2015年の8月末から有松にて、事務所として古民家を間借りしている。有松駅から徒歩3分、旧東海道に面したとてもアクセスの良い場所だ。2014年に行った「誰のための有松絞り展」をきっかけに大家さんと知り合い、お話をし続ける中で期間限定で間借りさせていただいている。

期間限定というのも、先日発表された有松が名古屋市内初の伝建地区に選ばれたことが大きい。このエリアがどのような保存、あるいは利活用の計画が発表されるのかまだわからない。名古屋市の外れに位置する有松は名古屋市緑区に属する。住宅地として名古屋市最大の人口、2番目に大きな面積を持つこの区域は、家族を持つ人にとっては手頃な価格の住宅を市内で手に入れられることで知られている。有松でさえ2016年の今もミニ開発が進行している。

有松のに中央から東側は昔ながらの観光地である有松鳴海絞会館があり、小売り店や飲食店も軒を連ねているが、私のいる中央から西側は大きな商店など古い建物が残っているけれど、空き家と思しき建物もあり、人通りはあまり多くはなかった。私は街道の両サイドに古民家が並び、それを横切るよう名二環の借景が1番好きだ。ところが、ここ数年立て続けにカフェやゲストハウスがオープンし、西側に流れる人通りも増えてきた。まだ多く残る古民家に新たな事業主が入れば、もっと面白い場所になると思う。

しかし、一方で課題も残る。有松の町屋は商店の町屋で非常に間口も広く、奥行きもある。浴衣や着物といった繊維産業の街並みのため、古くて大きな倉間であり、小さな資本や身軽な体で借りるには建物も面積も大きすぎる。最低4組程度のグループとなって借りるには、現状の不動産の仕組みではどんなマッチングになるかわからず手を出しづらい。一方で、大きな資本を持つ企業が入って来ればいいが、それもまた日常を脅かす存在だと快く思わない住民がいるのもまた事実だ。

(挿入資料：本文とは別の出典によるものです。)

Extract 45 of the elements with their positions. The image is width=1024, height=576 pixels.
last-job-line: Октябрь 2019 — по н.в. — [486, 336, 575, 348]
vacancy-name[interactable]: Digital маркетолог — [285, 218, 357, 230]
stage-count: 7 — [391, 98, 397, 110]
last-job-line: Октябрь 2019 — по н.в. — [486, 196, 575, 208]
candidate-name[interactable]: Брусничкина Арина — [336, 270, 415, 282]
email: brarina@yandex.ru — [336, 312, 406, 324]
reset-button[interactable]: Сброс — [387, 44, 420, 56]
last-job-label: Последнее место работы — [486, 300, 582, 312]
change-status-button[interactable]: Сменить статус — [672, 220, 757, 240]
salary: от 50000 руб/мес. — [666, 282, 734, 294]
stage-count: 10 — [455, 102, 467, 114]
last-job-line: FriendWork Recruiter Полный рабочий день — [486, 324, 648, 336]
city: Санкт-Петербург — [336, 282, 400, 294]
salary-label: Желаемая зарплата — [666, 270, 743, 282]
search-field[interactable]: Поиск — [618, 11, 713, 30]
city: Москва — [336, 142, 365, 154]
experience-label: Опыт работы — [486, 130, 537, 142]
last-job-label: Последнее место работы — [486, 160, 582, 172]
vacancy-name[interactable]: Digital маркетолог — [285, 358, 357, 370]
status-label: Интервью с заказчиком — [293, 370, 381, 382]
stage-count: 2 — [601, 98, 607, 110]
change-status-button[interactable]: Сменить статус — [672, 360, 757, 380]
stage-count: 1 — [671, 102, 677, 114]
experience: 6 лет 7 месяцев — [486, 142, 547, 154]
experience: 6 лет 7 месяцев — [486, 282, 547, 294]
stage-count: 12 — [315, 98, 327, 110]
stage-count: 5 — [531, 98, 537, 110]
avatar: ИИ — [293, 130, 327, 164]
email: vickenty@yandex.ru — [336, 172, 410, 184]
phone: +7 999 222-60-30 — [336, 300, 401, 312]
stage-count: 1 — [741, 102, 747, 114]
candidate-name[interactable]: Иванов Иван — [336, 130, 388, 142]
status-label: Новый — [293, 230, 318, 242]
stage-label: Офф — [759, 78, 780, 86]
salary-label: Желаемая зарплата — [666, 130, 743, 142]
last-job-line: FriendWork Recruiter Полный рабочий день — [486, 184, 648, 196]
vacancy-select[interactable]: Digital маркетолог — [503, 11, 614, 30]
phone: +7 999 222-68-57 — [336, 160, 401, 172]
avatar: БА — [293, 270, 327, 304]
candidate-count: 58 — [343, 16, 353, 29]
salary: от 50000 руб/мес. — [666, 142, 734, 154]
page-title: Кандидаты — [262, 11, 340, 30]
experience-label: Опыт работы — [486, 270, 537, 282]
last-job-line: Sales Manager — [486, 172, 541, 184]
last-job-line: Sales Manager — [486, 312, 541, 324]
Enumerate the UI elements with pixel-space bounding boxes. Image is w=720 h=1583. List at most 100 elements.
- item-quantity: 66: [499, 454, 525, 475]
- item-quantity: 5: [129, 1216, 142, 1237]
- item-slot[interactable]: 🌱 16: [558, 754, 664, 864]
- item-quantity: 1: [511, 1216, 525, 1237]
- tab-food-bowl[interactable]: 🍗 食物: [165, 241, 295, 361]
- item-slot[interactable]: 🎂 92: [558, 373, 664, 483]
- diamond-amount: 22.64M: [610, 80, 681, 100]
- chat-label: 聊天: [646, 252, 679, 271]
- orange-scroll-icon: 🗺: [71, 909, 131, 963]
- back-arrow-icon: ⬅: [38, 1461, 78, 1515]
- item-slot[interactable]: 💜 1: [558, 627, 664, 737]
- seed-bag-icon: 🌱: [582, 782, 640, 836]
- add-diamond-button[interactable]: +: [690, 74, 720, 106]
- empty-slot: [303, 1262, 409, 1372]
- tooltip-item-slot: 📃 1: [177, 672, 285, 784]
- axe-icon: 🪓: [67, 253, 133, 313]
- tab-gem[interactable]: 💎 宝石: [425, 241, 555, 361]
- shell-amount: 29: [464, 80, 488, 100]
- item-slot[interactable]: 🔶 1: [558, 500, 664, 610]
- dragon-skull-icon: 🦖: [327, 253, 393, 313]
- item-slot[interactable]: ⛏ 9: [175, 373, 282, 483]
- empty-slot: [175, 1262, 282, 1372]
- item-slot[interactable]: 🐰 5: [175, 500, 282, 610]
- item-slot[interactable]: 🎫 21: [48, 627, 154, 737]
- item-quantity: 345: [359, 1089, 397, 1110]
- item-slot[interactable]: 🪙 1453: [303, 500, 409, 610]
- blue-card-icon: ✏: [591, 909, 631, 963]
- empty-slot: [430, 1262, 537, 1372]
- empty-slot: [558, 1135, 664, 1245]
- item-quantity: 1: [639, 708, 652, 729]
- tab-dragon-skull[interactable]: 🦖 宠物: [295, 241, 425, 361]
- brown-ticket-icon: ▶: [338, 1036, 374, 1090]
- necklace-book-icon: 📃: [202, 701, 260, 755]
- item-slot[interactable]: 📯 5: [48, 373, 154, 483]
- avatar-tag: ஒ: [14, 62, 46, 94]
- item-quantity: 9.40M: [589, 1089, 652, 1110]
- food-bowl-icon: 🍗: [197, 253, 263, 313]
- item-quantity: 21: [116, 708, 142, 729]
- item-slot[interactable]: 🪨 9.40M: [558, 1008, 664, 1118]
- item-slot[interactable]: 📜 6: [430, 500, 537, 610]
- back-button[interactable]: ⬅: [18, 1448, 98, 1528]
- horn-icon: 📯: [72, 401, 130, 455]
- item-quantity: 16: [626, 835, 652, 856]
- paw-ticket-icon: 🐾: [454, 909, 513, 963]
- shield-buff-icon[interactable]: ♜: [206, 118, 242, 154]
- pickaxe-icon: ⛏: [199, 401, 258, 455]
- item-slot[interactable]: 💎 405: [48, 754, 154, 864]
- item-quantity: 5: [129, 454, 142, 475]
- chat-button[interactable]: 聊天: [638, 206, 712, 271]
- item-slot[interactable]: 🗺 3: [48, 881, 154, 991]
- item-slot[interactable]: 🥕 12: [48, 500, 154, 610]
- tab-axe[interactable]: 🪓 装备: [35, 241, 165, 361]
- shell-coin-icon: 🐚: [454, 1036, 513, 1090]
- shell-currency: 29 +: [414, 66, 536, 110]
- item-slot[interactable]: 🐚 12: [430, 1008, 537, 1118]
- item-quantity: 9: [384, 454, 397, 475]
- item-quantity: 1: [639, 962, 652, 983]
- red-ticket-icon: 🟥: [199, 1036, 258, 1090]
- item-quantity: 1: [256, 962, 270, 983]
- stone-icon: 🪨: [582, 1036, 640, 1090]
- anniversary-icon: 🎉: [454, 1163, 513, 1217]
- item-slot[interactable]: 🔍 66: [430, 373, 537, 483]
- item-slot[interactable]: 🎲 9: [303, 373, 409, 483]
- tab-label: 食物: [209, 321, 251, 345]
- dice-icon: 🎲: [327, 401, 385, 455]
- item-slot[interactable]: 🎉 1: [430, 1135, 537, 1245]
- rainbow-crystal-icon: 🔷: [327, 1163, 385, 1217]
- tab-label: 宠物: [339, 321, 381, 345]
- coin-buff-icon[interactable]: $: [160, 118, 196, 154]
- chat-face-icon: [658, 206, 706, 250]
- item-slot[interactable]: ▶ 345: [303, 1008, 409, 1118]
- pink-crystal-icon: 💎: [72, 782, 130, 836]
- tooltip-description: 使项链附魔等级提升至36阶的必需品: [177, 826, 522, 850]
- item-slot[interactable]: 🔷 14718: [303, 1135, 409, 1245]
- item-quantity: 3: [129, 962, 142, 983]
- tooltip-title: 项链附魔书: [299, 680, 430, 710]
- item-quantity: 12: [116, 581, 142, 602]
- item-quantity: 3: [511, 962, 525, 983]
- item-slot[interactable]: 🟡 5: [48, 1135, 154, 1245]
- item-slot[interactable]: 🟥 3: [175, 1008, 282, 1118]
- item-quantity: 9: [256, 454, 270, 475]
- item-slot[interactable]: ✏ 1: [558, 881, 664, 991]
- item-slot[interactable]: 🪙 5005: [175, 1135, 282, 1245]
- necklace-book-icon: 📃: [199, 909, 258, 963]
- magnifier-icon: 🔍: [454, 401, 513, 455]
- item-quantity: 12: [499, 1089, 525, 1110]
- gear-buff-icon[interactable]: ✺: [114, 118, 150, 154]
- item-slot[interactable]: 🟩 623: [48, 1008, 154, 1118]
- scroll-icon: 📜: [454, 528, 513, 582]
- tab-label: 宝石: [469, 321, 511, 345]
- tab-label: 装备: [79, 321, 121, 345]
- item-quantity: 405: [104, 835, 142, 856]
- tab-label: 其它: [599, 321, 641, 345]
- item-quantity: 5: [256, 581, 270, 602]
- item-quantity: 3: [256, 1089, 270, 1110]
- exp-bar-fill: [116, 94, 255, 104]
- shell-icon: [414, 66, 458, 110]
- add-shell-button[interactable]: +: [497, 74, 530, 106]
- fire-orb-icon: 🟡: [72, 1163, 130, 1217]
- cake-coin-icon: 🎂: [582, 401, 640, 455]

その時に期待されるのが、事業主のマッチングや施設のコンセプトを描く家守と呼ばれる存在だ。北九州の空き家利活用が元になって始まった家守舎は、まちづくりリノベーションスクールと称し、空き家の利活用が期待されるエリアに出向いては短期間のワークショップ型プロポーザルを行っている。そこで実際に空き家のオーナーに気に入られればそのまま事業化に向けて動き出すという、非常に熱量高い活動だ。オーナーは気に入った借り手に貸し出すことができ、事業主は事業開設リスクを下げることができ、地域の人は空き家に起因する事件事故リスクを下げることができる。今まで各地で展開している家守舎の活動だが、有松の空き家と比べると小さな面積の空き家の利活用を行っているように思えるため、事業主を多く集めなければいけない有松ではすぐに応用することは難しいかもしれない。しかし、町ビルのテナント貸し出しのように、小さなビジネスをきちんと回す能力がある事業主やリアルの場所だけでなくインターネットなども活用した事業主と組めばその可能性は広がるかもしれない。

伝建築はあくまでもこのエリアの未来を考える一帯に過ぎない。この場所で事務所を構えたはいいものの、本当に持続的な関わりを持ち続けることができるのか見通しは立たない。ただ、自分たちの働き方や暮らし方が少しでも面白くなるような関係と環境をどこまで築くことができるのか、挑戦してみたい。